- Cover of the first volume of the manga Ze by Yuki Shimizu, as published by Shinshokan in 2004

是
- Genre: Yaoi
- Written by: Yuki Shimizu
- Published by: Shinshokan
- English publisher: 801 Media
- Magazine: Dear+
- Original run: 2004 – 2011
- Volumes: 11

= Ze (manga) =

Japanese manga series

Ze (是ーZEー) is a yaoi manga series by Yuki Shimizu. It is published in Japanese by Shinshokan and in English by 801 Media. It has been adapted into a drama CD.

== Plot ==
Shichikawa Raizô is a student who, after the death of his grandmother, who was his only family, finds himself living in a large house that is as unfamiliar to him as its occupants. He meets the other tenants, each stranger than the last. But there's one boy in particular, whose even stranger to him. His name is Kon, and for the time being, Raizô will have to share a room with him. As an apprentice cook, Raizô will be in charge of preparing meals for the whole house, and he'll be putting all his heart and soul into making sure everyone likes him. But it's going to be a long, hard road, especially in a house where some people appear mysteriously, as if straight out of an old Japanese tale, and others spend their time satisfying each other's carnal desires.
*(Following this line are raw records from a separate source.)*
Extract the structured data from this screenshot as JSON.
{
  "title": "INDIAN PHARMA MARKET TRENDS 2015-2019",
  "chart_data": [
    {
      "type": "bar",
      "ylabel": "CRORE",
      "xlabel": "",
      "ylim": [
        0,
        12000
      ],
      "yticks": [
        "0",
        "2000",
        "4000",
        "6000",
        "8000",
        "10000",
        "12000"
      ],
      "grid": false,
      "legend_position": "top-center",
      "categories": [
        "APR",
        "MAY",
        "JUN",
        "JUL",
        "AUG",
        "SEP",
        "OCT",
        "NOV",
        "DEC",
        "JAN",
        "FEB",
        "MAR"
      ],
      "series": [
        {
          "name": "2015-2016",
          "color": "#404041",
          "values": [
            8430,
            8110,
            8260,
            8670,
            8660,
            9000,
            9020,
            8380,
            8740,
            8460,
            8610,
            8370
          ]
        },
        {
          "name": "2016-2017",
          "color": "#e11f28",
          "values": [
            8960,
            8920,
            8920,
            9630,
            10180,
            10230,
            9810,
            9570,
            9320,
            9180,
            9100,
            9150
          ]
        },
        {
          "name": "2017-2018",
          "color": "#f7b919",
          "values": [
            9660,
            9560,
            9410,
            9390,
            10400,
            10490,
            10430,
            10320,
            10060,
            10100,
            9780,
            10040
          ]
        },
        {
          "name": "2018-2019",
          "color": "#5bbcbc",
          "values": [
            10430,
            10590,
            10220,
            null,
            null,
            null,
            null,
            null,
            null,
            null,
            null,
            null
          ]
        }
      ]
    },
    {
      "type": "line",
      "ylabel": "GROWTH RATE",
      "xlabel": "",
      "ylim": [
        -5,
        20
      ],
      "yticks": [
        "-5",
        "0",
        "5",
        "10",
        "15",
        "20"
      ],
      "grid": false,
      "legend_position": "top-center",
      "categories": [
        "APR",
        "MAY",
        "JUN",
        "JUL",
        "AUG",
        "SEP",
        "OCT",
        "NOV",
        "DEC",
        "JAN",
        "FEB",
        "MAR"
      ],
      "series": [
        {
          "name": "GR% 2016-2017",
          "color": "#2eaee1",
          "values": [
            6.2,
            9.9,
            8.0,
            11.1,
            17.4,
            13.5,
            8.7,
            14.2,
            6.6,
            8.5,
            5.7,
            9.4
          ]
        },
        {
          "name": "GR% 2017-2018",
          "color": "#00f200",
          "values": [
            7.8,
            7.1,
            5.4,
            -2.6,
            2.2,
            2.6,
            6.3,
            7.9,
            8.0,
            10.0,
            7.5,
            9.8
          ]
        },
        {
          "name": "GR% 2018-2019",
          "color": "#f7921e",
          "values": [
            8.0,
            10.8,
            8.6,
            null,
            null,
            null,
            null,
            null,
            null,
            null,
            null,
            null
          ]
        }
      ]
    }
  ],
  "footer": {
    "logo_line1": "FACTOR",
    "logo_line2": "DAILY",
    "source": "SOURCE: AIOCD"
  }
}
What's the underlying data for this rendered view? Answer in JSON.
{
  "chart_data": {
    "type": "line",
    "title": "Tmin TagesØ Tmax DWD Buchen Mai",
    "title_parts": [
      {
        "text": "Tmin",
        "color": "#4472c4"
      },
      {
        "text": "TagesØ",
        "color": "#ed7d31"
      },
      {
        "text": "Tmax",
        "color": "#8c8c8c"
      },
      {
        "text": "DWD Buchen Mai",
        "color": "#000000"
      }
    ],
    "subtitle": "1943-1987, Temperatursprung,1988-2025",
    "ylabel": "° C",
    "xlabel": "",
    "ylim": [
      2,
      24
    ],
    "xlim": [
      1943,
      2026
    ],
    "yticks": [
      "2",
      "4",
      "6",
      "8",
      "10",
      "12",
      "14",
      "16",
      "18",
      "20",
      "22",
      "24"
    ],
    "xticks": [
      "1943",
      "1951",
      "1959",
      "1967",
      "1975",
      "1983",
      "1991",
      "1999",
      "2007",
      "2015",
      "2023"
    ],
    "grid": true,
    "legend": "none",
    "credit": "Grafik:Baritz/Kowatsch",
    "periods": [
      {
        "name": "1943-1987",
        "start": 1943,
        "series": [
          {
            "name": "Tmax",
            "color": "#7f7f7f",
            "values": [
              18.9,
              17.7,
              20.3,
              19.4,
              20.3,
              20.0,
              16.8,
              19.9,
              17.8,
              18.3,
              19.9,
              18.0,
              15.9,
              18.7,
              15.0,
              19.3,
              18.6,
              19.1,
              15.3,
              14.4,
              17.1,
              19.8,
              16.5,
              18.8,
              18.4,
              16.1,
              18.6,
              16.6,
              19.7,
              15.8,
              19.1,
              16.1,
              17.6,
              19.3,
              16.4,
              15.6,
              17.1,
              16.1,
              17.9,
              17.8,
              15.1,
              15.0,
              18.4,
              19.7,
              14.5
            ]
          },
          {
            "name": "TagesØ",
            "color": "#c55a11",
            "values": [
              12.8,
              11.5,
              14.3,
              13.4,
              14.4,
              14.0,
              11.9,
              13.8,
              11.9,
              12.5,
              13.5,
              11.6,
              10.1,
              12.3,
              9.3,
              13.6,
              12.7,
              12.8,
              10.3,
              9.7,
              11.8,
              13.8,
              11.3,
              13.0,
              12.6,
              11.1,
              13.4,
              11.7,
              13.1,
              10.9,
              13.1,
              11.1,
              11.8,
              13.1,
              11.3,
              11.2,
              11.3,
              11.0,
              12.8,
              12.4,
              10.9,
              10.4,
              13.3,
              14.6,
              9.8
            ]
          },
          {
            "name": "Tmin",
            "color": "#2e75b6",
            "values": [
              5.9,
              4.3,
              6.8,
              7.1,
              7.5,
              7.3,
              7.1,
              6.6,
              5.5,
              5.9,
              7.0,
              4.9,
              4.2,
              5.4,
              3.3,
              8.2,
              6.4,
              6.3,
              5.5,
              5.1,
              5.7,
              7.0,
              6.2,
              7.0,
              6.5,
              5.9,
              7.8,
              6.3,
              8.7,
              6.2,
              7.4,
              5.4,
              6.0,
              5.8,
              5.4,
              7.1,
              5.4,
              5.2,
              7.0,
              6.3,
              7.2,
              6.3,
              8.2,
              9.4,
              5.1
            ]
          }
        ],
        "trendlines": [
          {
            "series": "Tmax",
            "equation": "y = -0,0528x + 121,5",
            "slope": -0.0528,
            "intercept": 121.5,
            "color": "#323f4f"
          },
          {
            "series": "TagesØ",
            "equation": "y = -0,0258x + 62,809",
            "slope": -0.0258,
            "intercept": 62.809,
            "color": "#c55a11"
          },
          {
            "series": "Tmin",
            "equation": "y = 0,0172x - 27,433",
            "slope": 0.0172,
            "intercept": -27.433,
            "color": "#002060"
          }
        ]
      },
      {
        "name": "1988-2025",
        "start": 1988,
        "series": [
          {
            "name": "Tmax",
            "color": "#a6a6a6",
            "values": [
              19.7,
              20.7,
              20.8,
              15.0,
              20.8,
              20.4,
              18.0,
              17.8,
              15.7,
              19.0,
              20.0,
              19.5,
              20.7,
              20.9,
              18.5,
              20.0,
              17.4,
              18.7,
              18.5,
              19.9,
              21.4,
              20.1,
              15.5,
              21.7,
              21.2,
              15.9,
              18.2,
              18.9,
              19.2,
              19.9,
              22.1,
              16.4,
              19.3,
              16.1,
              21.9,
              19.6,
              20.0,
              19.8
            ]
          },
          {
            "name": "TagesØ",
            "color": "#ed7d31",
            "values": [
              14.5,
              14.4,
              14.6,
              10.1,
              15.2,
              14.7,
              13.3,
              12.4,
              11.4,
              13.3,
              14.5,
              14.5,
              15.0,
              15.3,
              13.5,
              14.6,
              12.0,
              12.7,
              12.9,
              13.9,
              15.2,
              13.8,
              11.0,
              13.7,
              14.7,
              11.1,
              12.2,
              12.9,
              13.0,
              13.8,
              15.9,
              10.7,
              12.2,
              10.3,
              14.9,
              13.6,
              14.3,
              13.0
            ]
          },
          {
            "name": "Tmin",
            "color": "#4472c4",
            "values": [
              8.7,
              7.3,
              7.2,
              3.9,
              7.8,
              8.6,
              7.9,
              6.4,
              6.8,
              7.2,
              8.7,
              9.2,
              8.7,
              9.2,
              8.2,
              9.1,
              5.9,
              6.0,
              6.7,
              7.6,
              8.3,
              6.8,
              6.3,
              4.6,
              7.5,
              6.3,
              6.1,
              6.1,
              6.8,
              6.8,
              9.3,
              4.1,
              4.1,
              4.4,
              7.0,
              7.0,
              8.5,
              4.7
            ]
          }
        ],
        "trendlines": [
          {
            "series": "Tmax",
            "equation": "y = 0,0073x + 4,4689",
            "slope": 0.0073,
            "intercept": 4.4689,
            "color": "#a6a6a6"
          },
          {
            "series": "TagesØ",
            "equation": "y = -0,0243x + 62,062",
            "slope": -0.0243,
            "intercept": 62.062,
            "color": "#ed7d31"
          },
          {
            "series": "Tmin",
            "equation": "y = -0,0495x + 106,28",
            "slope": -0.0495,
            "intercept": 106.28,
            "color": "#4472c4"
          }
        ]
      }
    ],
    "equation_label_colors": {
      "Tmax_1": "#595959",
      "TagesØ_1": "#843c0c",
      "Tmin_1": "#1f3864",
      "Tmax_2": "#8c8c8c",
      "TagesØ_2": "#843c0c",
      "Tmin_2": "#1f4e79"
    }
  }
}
But Raizô decides to stay to protect Kon, who, unlike the others, is always alone and seems to be much more fragile and cute than he lets on.

==Volume list==

| No. | Original release date | Original ISBN | English release date | English ISBN |
|---|---|---|---|---|
| 1 | December 20, 2004 | 4-403-66099-1 | February 11, 2009 | 9781934129326 |
| 2 | August 27, 2005 | 4-403-66118-1 | April 8, 2009 | 9781934129333 |
| 3 | February 25, 2006 | 4-403-66133-5 | August 5, 2009 | 9781934129340 |
| 4 | October 27, 2006 | 4-403-66154-8 | March 20, 2010 | 9781934129357 |
| 5 | June 30, 2007 | 978-4-403-66172-3 | June 23, 2010 | 9781934129364 |
| 6 | December 20, 2007 | 978-4-403-66189-1 | February 1, 2011 | 9781934129371 |
| 7 | October 27, 2008 | 978-4-403-66227-0 | September 25, 2013 | 9781934129692 |
| 8 | July 28, 2009 | 978-4-403-66252-2 | March 26, 2014 April 8, 2014 | 9781934129708 |
| 9 | March 30, 2010 | 978-4-403-66271-3 | August 27, 2014 October 7, 2014 | 9781934129821 |
| 10 | December 29, 2010 | 978-4-403-66295-9 | January 28, 2015 | 9781934129838 |
| 11 | July 30, 2011 | 978-4-403-66317-8 | May 27, 2015 | 9781934129845 |

== Reception ==
"The art conveys that ZE is tense and dramatic without being overly melodramatic, and the story emphasizes character over sex as much as any other yaoi I’ve ever read." — Leroy Douresseaux, Comic Book Bin.
"While ZE has its flaws, I ultimately found it to be enjoyable and thought it improved in the second volume." — Michelle Smith, Pop Culture Shock.
"The art style is engaging, with varied characters, and fun. It’s deliciously risqué but doesn’t sacrifice the tenderness between characters either when the moment turns romantic and not only erotic." — Rachel Bentham, activeAnime.